O gün Yusuf Atilla'nın yanına gitmesin diye geç saate kadar arkadaşlarıyla kahvehanede otururken de, Atilla'yı tehtid ederken de, Yusuf'a yemek götürürken de 'ben ne yapıyorum' diye düşünmemişti. Çünkü düşünürse mantıklı tarafı onu ezip geçer, kendinden soğumasını sağlardı. Bu yüzden en iyisi o tarafa sırt çevirmekti. Yaptığından rahatsızdı ama düşünmemeye çalışıyordu. 'İnsanlık görevi' ya da 'mahallenin kızları için' diye geçiştirmeye çalışmıştı ama buna bir gram inandıramamıştı kendini.Yusuf haklıydı, Ata onun için tehtid etmişti Atilla'yı. Lakin bundan kendisinin bile haberi yoktu...

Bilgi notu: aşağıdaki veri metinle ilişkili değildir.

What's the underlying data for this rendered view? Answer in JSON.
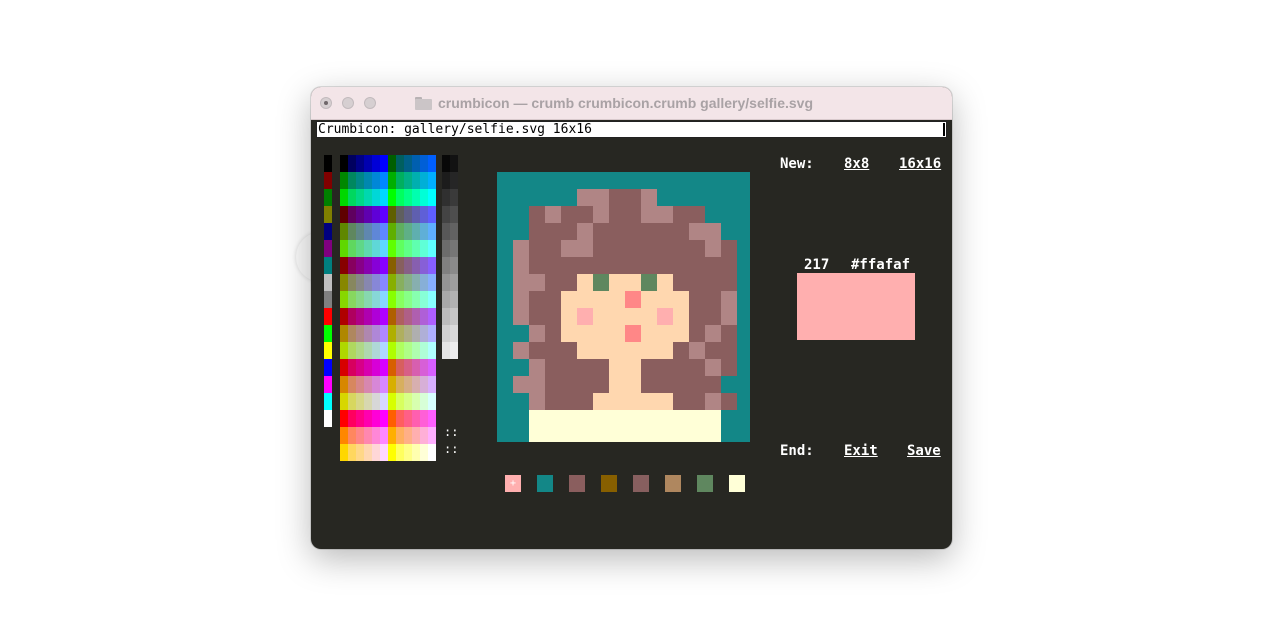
{
  "window": {
    "title": "crumbicon — crumb crumbicon.crumb gallery/selfie.svg",
    "icon": "folder-icon",
    "traffic_lights": [
      "close",
      "minimize",
      "maximize"
    ]
  },
  "command_line": {
    "text": "Crumbicon: gallery/selfie.svg 16x16"
  },
  "palette": {
    "basic": [
      "#000000",
      "#800000",
      "#008000",
      "#808000",
      "#000080",
      "#800080",
      "#008080",
      "#c0c0c0",
      "#808080",
      "#ff0000",
      "#00ff00",
      "#ffff00",
      "#0000ff",
      "#ff00ff",
      "#00ffff",
      "#ffffff"
    ],
    "cube_levels": [
      0,
      95,
      135,
      175,
      215,
      255
    ],
    "grays": [
      "#080808",
      "#121212",
      "#1c1c1c",
      "#262626",
      "#303030",
      "#3a3a3a",
      "#444444",
      "#4e4e4e",
      "#585858",
      "#626262",
      "#6c6c6c",
      "#767676",
      "#808080",
      "#8a8a8a",
      "#949494",
      "#9e9e9e",
      "#a8a8a8",
      "#b2b2b2",
      "#bcbcbc",
      "#c6c6c6",
      "#d0d0d0",
      "#dadada",
      "#e4e4e4",
      "#eeeeee"
    ],
    "more_indicator": "::"
  },
  "canvas": {
    "size": "16x16",
    "colors": {
      "T": "#138787",
      "H": "#8a5e5e",
      "h": "#b08585",
      "S": "#ffd7af",
      "E": "#5f875f",
      "P": "#ffafaf",
      "N": "#ff8787",
      "C": "#ffffd7"
    },
    "rows": [
      "TTTTTTTTTTTTTTTT",
      "TTTTThhHHhTTTTTT",
      "TTHhHHhHHhhHHTTT",
      "TTHHHhHHHHHHhhTT",
      "ThHHhhHHHHHHHhHT",
      "ThHHHHHHHHHHHHHT",
      "ThhHHSESSESHHHHT",
      "ThHHSSSSNSSSHHhT",
      "ThHHSPSSSSPSHHhT",
      "TThHSSSSNSSSHhHT",
      "ThHHHSSSSSSHhHHT",
      "TThHHHHSSHHHHhHT",
      "ThhHHHHSSHHHHHTT",
      "TThHHHSSSSSHHhHT",
      "TTCCCCCCCCCCCCTT",
      "TTCCCCCCCCCCCCTT"
    ]
  },
  "new_section": {
    "label": "New:",
    "options": [
      "8x8",
      "16x16"
    ]
  },
  "selected_color": {
    "index": "217",
    "hex": "#ffafaf"
  },
  "end_section": {
    "label": "End:",
    "exit": "Exit",
    "save": "Save"
  },
  "used_colors": [
    "#ffafaf",
    "#138787",
    "#8a5e5e",
    "#875f00",
    "#875f5f",
    "#af875f",
    "#5f875f",
    "#ffffd7"
  ]
}
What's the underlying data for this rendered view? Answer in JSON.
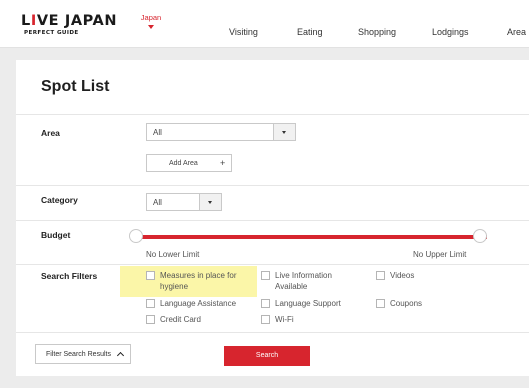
{
  "header": {
    "logo": {
      "main_prefix": "L",
      "main_accent": "I",
      "main_rest": "VE JAPAN",
      "sub": "PERFECT GUIDE"
    },
    "language": "Japan",
    "nav": [
      "Visiting",
      "Eating",
      "Shopping",
      "Lodgings",
      "Area"
    ]
  },
  "page": {
    "title": "Spot List"
  },
  "filters": {
    "area": {
      "label": "Area",
      "value": "All",
      "add_label": "Add Area",
      "add_symbol": "+"
    },
    "category": {
      "label": "Category",
      "value": "All"
    },
    "budget": {
      "label": "Budget",
      "min_label": "No Lower Limit",
      "max_label": "No Upper Limit",
      "range_selected": [
        0,
        1
      ]
    },
    "search_filters": {
      "label": "Search Filters",
      "options": [
        {
          "label": "Measures in place for",
          "label2": "hygiene",
          "checked": false,
          "highlighted": true
        },
        {
          "label": "Live Information",
          "label2": "Available",
          "checked": false
        },
        {
          "label": "Videos",
          "checked": false
        },
        {
          "label": "Language Assistance",
          "checked": false
        },
        {
          "label": "Language Support",
          "checked": false
        },
        {
          "label": "Coupons",
          "checked": false
        },
        {
          "label": "Credit Card",
          "checked": false
        },
        {
          "label": "Wi-Fi",
          "checked": false
        }
      ]
    }
  },
  "actions": {
    "filter_results_label": "Filter Search Results",
    "search_label": "Search"
  },
  "colors": {
    "accent": "#d7252e",
    "highlight": "#fbf6a8"
  }
}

Kahvehanenin önünden geçerken göz ucuyla oraya bakmaktan alıkoyamadı kendini. Bakışları ilk esmeri buldu. Kollarını masanın üstünde birleştirmiş çenesini oraya yaslamıştı. Gözlerindeki boş, saniyeler sonra ağlayacakmış gibi duran ifadeyle masayı izliyordu.Ata'nın adımları yavaşlarken buradan bile gözüken gözaltı morluklarını ve çökmüş yüzünü inceledi. Berbat bir yaşam tarzı vardı bu çocuğun.